Judicial Restraint

In 1973 a lawsuit was filed against Arizona officials in the Department of Education and the Board of Education as well as the State Treasurer and Attorney General claiming "that the system of financing public schools in Arizona is discriminatory because of the disparity of wealth in school districts results in inequality in education for the students, and an unequal burden on taxpayers in the poorer districts."
Shofstall v. Hollins 110 Ariz. 88; 515 P.2d 590; 1973 Ariz. LEXIS 447

The plaintiffs claimed that school finance system was unconstitutional for the reason that it failed to meet constitutional requirements.

Art XI, sec. I of the Arizona Constitution reads in part:
"The legislature shall enact such laws as shall provide for the establishment and maintenance of a general and uniform public school system,..."
Ariz. Const., art. XI, sec. 6 reads in part:
"The Legislature shall provide for a system of common schools by which a free school shall be established and maintained in every school district for at least six month in each year, which school shall be open to all pupils between the ages of six and twenty-one years."
The Arizona Court held that "the constitution does establish education as a fundamental right of pupils between the ages of six and twenty-one. The constitution, by its provisions, assures to every child a basic education."

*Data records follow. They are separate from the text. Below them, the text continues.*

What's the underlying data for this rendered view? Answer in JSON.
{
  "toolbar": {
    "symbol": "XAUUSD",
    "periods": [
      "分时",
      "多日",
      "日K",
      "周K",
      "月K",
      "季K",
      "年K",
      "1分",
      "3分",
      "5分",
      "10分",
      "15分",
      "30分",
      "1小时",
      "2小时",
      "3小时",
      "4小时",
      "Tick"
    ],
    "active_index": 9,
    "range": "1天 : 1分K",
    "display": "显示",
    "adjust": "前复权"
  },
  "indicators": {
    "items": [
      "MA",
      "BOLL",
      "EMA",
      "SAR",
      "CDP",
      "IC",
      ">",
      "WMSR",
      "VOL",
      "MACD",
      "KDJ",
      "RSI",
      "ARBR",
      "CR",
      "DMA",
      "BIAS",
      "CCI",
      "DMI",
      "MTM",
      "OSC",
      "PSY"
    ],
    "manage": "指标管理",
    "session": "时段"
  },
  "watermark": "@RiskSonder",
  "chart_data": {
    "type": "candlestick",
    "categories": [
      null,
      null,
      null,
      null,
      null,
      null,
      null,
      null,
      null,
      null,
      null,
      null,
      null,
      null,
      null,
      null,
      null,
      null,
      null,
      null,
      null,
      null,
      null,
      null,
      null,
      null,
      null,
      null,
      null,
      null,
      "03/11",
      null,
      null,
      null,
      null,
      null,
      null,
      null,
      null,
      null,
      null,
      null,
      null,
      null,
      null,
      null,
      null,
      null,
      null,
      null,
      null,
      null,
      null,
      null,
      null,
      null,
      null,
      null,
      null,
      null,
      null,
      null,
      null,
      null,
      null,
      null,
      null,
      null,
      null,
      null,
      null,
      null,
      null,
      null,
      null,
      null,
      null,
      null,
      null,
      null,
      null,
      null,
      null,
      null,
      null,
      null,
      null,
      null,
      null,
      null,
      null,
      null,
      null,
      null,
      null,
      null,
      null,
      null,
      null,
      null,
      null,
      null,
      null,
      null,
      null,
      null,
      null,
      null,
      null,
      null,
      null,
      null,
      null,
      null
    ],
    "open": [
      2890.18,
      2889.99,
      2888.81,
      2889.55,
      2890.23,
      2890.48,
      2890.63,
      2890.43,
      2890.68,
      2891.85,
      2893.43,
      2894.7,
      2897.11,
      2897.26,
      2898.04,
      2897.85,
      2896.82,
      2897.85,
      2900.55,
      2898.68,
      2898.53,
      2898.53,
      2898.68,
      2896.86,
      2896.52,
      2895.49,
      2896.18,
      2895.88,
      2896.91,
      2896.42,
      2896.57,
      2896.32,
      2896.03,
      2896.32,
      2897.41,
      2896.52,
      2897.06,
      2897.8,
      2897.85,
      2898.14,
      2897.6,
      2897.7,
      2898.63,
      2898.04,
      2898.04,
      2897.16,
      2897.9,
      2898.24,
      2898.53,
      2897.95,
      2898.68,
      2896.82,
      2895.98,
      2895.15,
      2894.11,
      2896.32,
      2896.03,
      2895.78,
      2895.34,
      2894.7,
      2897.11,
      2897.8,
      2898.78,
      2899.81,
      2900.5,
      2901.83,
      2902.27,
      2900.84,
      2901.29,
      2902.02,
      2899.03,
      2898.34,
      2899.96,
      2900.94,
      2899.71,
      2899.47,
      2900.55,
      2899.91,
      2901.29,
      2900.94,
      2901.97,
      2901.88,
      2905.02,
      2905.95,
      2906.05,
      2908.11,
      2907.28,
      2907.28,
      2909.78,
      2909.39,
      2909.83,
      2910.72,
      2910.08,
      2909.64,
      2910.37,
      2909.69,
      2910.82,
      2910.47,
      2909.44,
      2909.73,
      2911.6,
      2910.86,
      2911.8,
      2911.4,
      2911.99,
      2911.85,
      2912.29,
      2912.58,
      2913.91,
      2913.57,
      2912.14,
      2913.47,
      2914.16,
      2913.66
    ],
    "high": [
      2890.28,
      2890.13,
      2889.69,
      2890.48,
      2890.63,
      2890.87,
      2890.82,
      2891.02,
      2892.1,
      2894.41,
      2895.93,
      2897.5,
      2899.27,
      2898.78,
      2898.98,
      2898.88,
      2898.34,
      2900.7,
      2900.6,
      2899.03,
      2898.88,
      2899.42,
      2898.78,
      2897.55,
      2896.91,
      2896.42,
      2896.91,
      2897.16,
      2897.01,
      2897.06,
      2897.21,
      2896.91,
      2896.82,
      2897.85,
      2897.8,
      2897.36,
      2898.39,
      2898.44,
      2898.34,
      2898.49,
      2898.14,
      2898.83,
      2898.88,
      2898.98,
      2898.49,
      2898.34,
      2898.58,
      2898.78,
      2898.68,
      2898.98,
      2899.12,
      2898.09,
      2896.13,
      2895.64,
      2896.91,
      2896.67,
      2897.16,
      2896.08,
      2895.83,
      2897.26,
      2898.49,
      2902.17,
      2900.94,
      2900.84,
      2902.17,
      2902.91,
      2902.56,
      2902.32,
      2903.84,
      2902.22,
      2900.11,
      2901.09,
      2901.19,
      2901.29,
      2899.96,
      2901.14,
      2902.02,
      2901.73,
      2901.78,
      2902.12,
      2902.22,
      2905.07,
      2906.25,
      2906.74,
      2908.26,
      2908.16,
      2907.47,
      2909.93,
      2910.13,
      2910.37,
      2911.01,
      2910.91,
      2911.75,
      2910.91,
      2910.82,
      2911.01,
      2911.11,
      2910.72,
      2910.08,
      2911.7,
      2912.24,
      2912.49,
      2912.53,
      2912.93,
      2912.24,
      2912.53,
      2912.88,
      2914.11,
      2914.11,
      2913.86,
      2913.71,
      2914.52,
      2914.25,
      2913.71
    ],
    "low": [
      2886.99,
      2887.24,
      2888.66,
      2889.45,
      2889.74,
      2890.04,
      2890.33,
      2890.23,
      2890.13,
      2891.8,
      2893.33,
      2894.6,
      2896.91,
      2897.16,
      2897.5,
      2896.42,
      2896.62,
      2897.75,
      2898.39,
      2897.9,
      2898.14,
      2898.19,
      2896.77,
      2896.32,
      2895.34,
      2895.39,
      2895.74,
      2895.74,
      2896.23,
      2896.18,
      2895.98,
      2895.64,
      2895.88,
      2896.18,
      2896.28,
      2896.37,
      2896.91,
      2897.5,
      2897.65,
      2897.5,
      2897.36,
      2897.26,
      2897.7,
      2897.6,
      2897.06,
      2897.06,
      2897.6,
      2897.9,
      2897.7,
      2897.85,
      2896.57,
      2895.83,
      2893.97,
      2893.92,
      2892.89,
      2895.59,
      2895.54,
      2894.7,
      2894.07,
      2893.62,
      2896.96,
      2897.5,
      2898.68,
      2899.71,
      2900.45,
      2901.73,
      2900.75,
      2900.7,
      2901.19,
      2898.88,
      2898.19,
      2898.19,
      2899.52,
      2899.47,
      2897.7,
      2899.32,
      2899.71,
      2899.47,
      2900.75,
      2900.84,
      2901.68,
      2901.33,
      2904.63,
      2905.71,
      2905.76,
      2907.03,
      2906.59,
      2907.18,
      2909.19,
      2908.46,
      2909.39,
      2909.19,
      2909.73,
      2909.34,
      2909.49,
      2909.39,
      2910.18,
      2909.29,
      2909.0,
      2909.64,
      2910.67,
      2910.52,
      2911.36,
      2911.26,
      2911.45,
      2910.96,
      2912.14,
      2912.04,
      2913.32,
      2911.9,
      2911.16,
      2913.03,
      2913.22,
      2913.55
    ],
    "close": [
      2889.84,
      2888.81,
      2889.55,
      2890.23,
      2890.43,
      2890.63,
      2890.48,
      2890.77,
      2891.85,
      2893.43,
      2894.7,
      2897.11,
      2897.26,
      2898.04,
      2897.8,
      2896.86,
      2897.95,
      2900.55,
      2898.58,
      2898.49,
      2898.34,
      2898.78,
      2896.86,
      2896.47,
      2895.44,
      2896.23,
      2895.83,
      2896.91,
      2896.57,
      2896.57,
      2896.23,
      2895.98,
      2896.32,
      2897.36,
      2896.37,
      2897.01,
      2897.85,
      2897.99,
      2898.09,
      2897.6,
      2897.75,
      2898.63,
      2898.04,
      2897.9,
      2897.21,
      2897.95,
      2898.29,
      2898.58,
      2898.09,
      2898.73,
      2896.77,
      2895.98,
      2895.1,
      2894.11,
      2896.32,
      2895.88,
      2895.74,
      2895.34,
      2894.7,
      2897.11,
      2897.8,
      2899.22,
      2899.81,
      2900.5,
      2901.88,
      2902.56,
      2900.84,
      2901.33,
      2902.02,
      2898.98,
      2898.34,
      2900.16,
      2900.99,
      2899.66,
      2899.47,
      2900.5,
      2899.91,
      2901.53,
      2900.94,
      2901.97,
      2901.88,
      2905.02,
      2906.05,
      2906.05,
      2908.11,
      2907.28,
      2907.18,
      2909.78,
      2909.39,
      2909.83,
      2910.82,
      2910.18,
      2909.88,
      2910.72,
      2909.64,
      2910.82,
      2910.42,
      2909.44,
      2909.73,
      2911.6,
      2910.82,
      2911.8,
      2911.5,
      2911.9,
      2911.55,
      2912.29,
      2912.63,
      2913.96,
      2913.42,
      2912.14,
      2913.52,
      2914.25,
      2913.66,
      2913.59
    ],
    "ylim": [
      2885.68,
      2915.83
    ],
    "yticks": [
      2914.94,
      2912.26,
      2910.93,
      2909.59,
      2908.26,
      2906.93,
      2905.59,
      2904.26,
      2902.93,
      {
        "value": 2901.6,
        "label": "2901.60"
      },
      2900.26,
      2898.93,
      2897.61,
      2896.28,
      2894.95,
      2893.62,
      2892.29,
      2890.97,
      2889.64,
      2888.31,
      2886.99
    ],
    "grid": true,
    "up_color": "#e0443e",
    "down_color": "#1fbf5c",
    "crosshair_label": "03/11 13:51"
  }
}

The Arizona Court did not find their State system of school financing to be unconstitutional under the equal protection clauses of the United States nor with respect to their constitution.

The Arizona Court held that "A school financing system which meets the educational mandates of our constitution, i.e., uniform, free, available to all persons aged six to twenty-one, and open a minimum of six months per year, need otherwise be only rational, reasonable, and neither discriminatory nor capricious."

In response to the taxpayer-plaintiff contentions, the Arizona Court cited San Antonio Independent School Dist. v. Rodrigues, 93 S.Ct. at 1307-1308 as follows:
"moreover, if local taxation for local expenditure is an unconstitutional method of providing for education then it may be an equally impermissible means of providing other necessary services customarily financed largely from local property taxes, including local police and fire protection, public health and hospitals, and public utility facilities of various kinds. We perceive no justification for such a severe denegration [sic] of local property taxation and control as would follow from appellees' contentions. It has simply never been within the constitutional prerogative of this Court to nullify statewide measure of financing public services merely because the burdens or benefits thereof fall unevenly depending upon the relative wealth of the political subdivisions in which citizens live."
Unlike New Hampshire, the Arizona Court concluded it was not their "constitutional prerogative," i.e. they had no jurisdiction, "to nullify statewide measures of financing public services." The Arizona Court went even further by acknowledging that "[w]e are all aware that the citizens of one county shoulder a different tax burden than the citizens of another and also receive varying degrees of governmental service. The taxpayers of some municipalities have a greater tax burden than the taxpayers of others. We find no magic in the fact that the school district taxes herein complained of are greater in some districts than others."

The New Hampshire Court should take a lesson in judicial restraint from the Arizona Court. Assuming a State duty to provide education may set a precedent which results in a State duty to provide for police, fire, public health, hospitals and public utilities as all are necessary services.